L’ultima modifica è del 13 dicembre 2014 alle ore 11:40.
Immobili produttivi delle imprese “schiacciati” sotto il peso delle tasse locali, cresciute di quattro miliardi e 900 milioni di euro in 36 mesi. A lanciare l’allarme è uno studio dell’Osservatorio Cna, che denuncia «l’escalation della pressione passata, negli anni più duri della crisi, dai 4,7 miliardi del 2011, quando era in vigore solo l’Ici, ai 9,6 miliardi di quest’anno, somma delle entrate di Imu e Tasi». Più tasse per le imprese, ricorda poi lo studio, significano risorse finanziare sottratte agli investimenti.

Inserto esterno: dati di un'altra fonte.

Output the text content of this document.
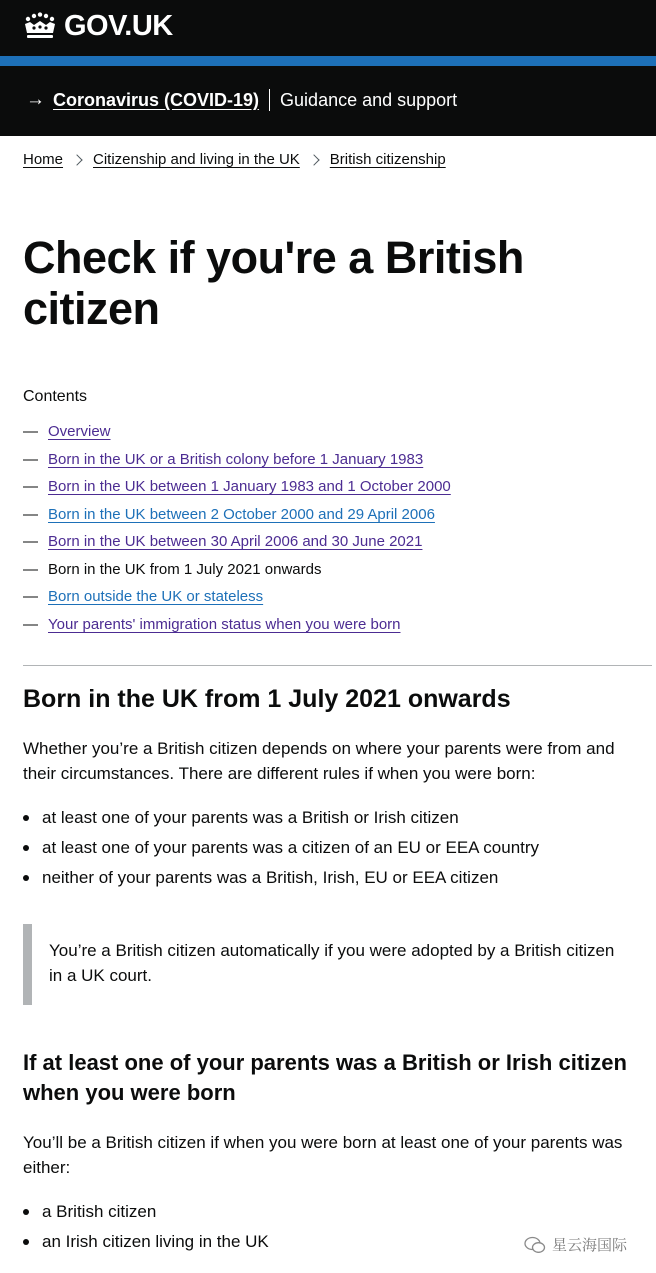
GOV.UK
→ Coronavirus (COVID-19) Guidance and support
Home Citizenship and living in the UK British citizenship
Check if you're a British citizen
Contents
— Overview
— Born in the UK or a British colony before 1 January 1983
— Born in the UK between 1 January 1983 and 1 October 2000
— Born in the UK between 2 October 2000 and 29 April 2006
— Born in the UK between 30 April 2006 and 30 June 2021
— Born in the UK from 1 July 2021 onwards
— Born outside the UK or stateless
— Your parents' immigration status when you were born
Born in the UK from 1 July 2021 onwards

Whether you’re a British citizen depends on where your parents were from and their circumstances. There are different rules if when you were born:

at least one of your parents was a British or Irish citizen
at least one of your parents was a citizen of an EU or EEA country
neither of your parents was a British, Irish, EU or EEA citizen

You’re a British citizen automatically if you were adopted by a British citizen in a UK court.

If at least one of your parents was a British or Irish citizen when you were born

You’ll be a British citizen if when you were born at least one of your parents was either:

a British citizen
an Irish citizen living in the UK	星云海国际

Napoli “capitale” della pressione fiscale
Lo studio della Confederazione degli artigiani e delle Pmi fornisce una dettagliata “geografia” della pressione fiscale locale, evidenziando tra i fattori che hanno portato alle stelle la tassazione l’elevato valore catastale degli immobili, «che può andare addirittura al di sopra del valore di mercato», come nel caso di Firenze. Ma la capitale della pressione fiscale è Napoli dove un laboratorio artigiano-tipo può arrivare a pagare, circa 9.316 euro l’anno, davanti a Reggio Calabria (9.213) e Roma (9.013). Viceversa, il Comune capoluogo meno esoso è Cuneo (1.012 euro), con alle spalle Udine (1.610) e Gorizia (1.628).